One of the main byproducts of the Assessment Demonstration Program is the removal of the Freeze Act. Historically, taxpayers who have won their appeals can rest assured that their assessments will not be raised again for three years. The taxpayer would receive the reduction in assessment for the year of appeal, plus an additional two years following the appeal. However, one of the big exceptions to the Freeze Act is that it ceases in any cases where there is a municipal-wide revaluation or re-assessment. Since the Assessment Demonstration Program mandates annual revaluations, the Freeze Act will not be applicable in most Monmouth County towns. Please note that this is also the case for any town (regardless of the county it is in) in which a revaluation or re-assessment has taken place.
While lawmakers have tinkered with proposed legislation to find a way to keep the Freeze Act in effect during revaluation years, by applying formulas and percentages, no legislation to that effect has been adopted as of this date, and therefore, all taxpayers who won their appeals in 2015 or 2016 should be forewarned that in the event that a town conducts a revaluation or re-assessment this year, any previously awarded reduction in assessment is in jeopardy.
The good news is that some Monmouth County municipalities have already opted out of the assessment demonstration program.
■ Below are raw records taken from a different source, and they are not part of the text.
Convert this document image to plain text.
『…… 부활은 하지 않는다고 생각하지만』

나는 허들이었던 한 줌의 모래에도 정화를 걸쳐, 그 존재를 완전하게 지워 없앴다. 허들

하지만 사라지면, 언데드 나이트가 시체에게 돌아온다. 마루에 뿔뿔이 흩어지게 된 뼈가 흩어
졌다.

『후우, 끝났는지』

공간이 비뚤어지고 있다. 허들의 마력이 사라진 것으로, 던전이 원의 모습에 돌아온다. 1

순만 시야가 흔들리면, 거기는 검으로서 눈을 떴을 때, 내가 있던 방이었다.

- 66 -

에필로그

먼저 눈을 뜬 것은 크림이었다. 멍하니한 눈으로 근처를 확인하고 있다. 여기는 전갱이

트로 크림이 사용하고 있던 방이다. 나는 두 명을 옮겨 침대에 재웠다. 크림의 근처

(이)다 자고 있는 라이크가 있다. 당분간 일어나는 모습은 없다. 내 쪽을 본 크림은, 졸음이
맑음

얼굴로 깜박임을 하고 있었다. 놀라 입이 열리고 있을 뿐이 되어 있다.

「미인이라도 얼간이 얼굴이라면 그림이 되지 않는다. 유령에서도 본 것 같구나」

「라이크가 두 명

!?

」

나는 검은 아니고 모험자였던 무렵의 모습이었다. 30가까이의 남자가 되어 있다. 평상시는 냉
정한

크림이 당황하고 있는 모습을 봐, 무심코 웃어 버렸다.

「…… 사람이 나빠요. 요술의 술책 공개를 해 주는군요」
These towns include: Avon, Belmar, Eatontown, Manasquan, Marlboro, Millstone, Shrewsbury Borough and Wall. For residents of other towns, it is crucial that you check your 2017 assessments to determine whether they exceed the assessments from prior years. By November 1, most Monmouth County municipalities will have published their new tax assessments for all properties. All other counties should have their assessments published by January 15. This information is available through NJACTB, except in Ocean County, where you can obtain your assessment by checking with the Ocean County Tax Board’s website.
If your 2017 tax assessment exceeds the value of your property, please contact our office to determine whether we should file a tax appeal. If you have an appeal pending in Tax Court for a prior year, you will still be advised to file an appeal of your 2017 assessment in order to preserve your rights to obtain a reduction for that year. Please note, however, that if your total assessment is less than $1 Million, the 2017 appeal must be initially filed in the County Tax Board, before it can be appealed to the Tax Court.